Many of the solutions were also rooted by nature. A South China-dwelling spider that makes four metre webs and is capable of eating snakes was the inspiration for a fibre that can provide skin-friendly properties. Chinese synthetic biotechnology company Link Spider studies the DNA of insects and animals, and can replicate them into proteins that can be embedded into yarns. The company spent more than two years working at lab level but has now scaled up to include protein production and fibre extrusion, and it works with local yarn and fabric mills. “We have to learn from nature,” co-founder Suzan Liang tells Sportstexiles. “We synthesise the DNA into microbeads to replicate desirable properties and they are then easy to scale up. We have a big bank of proteins that we can embed into cellulose, meaning the price comes down and they are affordable.” InkCell, based on squid, provides UVP 50+ protection, while MiteZero, based on predatory mites, repels against bedbugs and insects.
The Biomimicry Institute’s Amanda Sturgeon updated the audience on a programme with the OR Foundation and Laudes Foundation to validate how bacteria could be added to waste textiles that have no value, to help break them down as an alternative to incineration. UK Fashion and Textile Association’s Lauren Junestrand gave an update on a multiyear programme looking at the gaps in the UK’s textiles recycling infrastructure, with pilots including one with jeans refinishing and education hub LaundRe. Through the Circular Fashion Innovation Network, the idea is that this will result in a blueprint that could be applied to several ‘apparel park’-style set-ups that could be established around the country.
Overall, the mood at the show seemed inquisitive and remained hopeful, despite the usual discussions of uptake. The year has already been marked by challenges, not least as supply chains grapple with changing and often damaging tariff regimes. Hard, perhaps, to see how more money can be released for innovation when trying to navigate holes in the short term. “Even though we’re moving ahead quickly, there are still many brands and retailers that are just starting their journey towards more sustainable materials,” adds Claire O’Neill. “There have been so many changes in the last few months, not just tariffs but also the rising cost of living, so that also affects how confident buyers feel about committing to innovations that may put pressure on margins.”

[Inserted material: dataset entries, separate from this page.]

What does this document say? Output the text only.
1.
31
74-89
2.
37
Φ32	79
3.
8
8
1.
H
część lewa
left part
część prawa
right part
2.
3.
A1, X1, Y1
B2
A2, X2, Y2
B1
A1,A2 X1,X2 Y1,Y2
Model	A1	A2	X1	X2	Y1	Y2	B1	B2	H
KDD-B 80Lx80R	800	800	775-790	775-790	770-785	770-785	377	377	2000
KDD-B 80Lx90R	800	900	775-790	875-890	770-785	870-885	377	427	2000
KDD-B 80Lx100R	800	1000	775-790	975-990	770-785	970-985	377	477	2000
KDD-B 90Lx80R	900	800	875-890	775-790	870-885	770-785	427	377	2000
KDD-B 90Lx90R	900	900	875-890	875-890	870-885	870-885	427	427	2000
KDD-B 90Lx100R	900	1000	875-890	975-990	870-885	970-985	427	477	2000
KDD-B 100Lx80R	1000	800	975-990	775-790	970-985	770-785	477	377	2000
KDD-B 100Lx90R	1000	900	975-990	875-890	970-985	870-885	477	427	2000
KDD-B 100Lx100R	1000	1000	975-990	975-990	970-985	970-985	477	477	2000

The numbers do show some progress: recycled polyester production increased from 8.9 million tonnes in 2023 to 9.3 million tonnes in 2024, and the Textile Exchange said of the 423 brands and retailers in its report, the majority are actively replacing conventional materials with those from certified sources and reducing their use of virgin fossil-based polyester. “Besides the doom and gloom, there is a lot of exciting stuff around and we’re happy to be a part of it,” adds Ms O’Neill.
The Korvaa shoe, made with a bacterial nanocellulose-based textile, replaces 30+ components with five bio-based materials.